Most of the time went into small stuff that only looks easy: getting gradients to render smoothly, getting shadows to look like real depth, and getting text to land in the right spot above or below the bezel across different canvas sizes. Export was the one that really ate the weekend, because getting the output sharp and at the right resolution for wherever it's headed is fiddlier than it sounds, and it took longer than anything else. It's also the kind of thing nobody notices unless it's wrong.

By Saturday night I was testing it on my own screenshots, running the exact thing I'd wished for on Thursday, and it worked. That was the moment the weekend paid off.

4. Shipping it

That Sunday I submitted it for review. It's free, it's native, and there's no sign-up. After about a week of waiting it's now live, and you can grab Framewich on the App Store.

I could've spent another week polishing before I sent it in, there's always more to do, but it was already doing its job, and something that's actually out in the world getting used teaches me more than a slightly better version sitting on my machine. I'd rather learn from people framing their own screenshots than keep guessing on my own.

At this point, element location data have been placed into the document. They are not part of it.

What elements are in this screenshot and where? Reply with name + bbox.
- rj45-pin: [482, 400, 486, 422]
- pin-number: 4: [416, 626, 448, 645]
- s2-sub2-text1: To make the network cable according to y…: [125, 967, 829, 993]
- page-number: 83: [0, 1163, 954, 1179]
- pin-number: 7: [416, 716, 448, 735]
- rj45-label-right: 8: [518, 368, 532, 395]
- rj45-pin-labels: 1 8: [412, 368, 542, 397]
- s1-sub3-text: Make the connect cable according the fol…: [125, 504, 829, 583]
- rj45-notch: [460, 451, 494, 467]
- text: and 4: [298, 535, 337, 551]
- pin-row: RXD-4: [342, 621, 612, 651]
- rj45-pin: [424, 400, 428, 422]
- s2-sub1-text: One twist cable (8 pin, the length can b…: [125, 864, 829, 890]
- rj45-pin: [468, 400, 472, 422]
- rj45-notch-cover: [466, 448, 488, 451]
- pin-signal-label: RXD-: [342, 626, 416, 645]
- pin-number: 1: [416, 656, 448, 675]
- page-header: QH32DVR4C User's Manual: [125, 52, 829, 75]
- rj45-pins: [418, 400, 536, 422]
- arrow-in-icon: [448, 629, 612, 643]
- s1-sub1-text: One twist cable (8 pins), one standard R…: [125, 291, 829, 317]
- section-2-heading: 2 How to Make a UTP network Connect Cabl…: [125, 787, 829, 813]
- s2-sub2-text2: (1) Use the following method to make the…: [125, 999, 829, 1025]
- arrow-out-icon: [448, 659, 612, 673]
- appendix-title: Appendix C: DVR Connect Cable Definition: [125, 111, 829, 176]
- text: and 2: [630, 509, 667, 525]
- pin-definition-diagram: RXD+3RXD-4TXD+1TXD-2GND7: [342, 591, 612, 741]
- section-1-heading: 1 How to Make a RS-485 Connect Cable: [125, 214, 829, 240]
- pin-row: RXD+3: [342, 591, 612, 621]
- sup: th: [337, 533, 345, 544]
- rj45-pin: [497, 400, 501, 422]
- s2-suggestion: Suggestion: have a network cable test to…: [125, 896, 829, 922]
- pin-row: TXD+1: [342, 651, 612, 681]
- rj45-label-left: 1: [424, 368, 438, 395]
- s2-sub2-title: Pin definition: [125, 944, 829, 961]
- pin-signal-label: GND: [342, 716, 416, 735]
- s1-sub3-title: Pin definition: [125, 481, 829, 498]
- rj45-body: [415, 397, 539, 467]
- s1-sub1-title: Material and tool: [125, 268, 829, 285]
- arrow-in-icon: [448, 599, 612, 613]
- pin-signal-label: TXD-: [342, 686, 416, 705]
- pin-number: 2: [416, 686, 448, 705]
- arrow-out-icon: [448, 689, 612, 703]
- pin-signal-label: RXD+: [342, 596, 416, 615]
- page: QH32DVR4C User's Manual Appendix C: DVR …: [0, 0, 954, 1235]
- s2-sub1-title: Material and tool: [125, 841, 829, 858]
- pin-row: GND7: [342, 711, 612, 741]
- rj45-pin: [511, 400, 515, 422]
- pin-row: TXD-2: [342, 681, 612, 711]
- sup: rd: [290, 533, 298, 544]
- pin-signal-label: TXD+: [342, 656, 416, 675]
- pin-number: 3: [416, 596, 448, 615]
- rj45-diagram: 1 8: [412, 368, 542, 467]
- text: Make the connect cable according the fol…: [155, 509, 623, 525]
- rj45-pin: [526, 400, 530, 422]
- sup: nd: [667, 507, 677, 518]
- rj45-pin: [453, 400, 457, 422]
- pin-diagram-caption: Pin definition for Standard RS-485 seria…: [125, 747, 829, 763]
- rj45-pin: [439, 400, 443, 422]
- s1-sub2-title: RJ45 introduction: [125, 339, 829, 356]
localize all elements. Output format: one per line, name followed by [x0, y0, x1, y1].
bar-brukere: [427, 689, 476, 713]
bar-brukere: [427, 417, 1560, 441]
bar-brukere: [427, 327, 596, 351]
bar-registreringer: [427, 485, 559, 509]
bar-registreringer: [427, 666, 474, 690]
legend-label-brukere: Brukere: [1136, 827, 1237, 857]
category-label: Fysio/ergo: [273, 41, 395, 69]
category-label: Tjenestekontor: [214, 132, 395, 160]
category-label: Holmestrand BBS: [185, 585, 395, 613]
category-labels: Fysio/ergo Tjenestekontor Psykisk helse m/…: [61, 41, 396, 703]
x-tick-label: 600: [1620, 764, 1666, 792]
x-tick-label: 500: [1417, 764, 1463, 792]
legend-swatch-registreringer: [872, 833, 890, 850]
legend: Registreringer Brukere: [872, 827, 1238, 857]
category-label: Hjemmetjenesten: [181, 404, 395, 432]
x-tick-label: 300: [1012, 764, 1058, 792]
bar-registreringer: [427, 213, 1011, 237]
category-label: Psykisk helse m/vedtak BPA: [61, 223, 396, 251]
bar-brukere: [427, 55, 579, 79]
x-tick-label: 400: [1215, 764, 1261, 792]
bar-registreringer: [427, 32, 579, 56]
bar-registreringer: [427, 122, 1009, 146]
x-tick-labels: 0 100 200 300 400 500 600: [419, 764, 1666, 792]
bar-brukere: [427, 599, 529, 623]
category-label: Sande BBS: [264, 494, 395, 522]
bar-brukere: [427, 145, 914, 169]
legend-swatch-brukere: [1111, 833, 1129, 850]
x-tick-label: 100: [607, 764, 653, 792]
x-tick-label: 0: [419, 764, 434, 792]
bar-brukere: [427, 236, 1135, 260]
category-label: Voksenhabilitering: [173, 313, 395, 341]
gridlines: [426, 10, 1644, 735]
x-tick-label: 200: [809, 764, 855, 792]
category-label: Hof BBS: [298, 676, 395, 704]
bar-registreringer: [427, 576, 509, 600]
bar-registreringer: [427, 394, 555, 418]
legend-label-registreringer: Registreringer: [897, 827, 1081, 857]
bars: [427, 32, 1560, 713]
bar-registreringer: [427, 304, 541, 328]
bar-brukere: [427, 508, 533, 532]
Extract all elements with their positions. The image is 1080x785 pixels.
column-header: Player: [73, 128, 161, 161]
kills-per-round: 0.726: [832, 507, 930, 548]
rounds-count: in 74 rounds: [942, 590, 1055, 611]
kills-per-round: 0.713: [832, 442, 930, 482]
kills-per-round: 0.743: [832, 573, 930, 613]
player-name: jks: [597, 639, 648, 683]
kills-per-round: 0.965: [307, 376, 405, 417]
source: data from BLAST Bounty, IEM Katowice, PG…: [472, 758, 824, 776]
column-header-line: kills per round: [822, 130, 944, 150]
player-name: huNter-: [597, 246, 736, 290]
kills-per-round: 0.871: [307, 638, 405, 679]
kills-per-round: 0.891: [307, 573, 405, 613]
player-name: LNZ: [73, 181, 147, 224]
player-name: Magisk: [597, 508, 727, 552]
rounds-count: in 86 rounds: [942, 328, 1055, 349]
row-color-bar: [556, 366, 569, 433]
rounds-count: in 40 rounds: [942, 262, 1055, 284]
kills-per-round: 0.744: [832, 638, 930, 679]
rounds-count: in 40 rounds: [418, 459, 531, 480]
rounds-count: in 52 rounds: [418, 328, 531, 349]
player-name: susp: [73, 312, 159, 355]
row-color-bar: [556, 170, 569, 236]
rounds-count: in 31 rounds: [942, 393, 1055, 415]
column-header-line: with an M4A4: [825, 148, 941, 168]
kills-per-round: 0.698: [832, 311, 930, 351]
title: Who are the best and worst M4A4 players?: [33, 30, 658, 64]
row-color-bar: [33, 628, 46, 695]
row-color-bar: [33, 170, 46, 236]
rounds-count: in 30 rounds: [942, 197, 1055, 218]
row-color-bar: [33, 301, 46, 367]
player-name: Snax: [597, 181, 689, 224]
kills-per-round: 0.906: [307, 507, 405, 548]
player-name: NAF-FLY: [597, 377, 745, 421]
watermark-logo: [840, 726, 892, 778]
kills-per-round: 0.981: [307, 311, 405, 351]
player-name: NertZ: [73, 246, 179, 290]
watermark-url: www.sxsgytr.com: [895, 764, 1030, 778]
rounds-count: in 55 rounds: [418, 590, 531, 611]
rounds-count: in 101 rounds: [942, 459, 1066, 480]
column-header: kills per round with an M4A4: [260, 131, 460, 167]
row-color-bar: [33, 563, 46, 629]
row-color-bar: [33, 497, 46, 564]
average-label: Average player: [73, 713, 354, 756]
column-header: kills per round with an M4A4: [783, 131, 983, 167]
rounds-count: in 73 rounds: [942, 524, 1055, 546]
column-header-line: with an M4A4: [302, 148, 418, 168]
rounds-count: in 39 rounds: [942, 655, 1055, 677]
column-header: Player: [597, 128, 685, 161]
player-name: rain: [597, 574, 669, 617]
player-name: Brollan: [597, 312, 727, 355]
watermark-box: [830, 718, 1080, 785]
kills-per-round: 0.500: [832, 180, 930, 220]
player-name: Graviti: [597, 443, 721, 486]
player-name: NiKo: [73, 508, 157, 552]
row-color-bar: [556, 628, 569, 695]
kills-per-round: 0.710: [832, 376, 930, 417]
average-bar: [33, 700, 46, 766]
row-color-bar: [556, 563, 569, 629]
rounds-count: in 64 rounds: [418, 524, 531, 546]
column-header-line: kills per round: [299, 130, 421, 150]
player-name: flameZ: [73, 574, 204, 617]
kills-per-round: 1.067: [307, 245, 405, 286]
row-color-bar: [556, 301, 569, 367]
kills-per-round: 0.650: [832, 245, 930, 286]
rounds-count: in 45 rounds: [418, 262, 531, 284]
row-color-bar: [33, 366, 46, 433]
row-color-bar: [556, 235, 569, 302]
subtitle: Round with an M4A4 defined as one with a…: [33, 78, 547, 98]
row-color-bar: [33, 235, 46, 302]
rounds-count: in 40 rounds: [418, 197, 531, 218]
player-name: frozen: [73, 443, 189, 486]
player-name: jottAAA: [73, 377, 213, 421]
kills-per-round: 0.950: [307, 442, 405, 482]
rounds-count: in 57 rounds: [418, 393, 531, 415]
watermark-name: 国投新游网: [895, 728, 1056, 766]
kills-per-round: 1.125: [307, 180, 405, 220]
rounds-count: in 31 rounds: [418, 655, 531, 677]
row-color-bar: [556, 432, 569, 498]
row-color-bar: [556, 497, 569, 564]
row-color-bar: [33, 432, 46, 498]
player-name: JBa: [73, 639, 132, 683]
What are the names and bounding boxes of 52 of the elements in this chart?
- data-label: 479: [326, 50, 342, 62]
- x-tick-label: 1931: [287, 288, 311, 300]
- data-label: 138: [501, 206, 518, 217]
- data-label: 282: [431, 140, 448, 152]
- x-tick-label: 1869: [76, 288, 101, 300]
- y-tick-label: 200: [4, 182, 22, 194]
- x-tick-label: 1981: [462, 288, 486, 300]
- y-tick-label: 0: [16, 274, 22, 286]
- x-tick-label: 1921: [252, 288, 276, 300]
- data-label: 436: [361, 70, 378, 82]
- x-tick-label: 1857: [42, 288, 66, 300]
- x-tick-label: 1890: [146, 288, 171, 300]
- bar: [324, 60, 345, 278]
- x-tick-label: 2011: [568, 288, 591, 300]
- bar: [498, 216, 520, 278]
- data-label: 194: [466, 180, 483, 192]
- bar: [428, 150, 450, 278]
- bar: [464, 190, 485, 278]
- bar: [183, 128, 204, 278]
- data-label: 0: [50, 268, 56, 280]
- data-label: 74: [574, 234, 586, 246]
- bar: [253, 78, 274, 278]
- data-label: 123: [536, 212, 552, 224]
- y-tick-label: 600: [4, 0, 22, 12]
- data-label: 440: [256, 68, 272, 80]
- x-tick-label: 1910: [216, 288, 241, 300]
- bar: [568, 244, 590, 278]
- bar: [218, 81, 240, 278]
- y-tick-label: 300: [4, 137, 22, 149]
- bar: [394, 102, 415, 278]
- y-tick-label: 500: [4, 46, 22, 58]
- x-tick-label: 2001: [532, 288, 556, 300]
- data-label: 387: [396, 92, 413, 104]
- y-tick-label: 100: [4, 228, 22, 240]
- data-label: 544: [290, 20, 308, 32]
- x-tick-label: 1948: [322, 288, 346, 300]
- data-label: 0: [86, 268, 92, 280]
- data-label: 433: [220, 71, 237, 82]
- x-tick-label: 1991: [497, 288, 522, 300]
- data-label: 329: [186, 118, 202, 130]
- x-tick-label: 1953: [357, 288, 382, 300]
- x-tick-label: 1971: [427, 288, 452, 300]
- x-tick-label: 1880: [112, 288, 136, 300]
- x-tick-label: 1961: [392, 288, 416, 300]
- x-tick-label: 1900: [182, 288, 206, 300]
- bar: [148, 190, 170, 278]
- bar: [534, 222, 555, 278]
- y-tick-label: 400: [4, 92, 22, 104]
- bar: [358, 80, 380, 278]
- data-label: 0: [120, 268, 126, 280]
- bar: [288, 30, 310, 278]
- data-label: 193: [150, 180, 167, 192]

There's something fitting about the whole thing existing because I couldn't share a Budgitify screenshot nicely, and the next update I post is going to be framed in Framewich.

What I'd tell someone building a weekend app

Keep the scope way smaller than feels comfortable. Two days go by fast, so pick the one thing the app has to do and keep saying no to everything else. Most of the work here was deciding what to leave out on the first night.

And lean on AI without pretending it does the work for you. Let it write the code, but read all of it, keep making the calls yourself, and put the time it saves you into the parts that actually need you. Then send the thing before it feels ready. Framewich went from an annoyance on a Thursday night to something real on the App Store, and it's better for being out here than it would've been sitting on my machine while I kept polishing.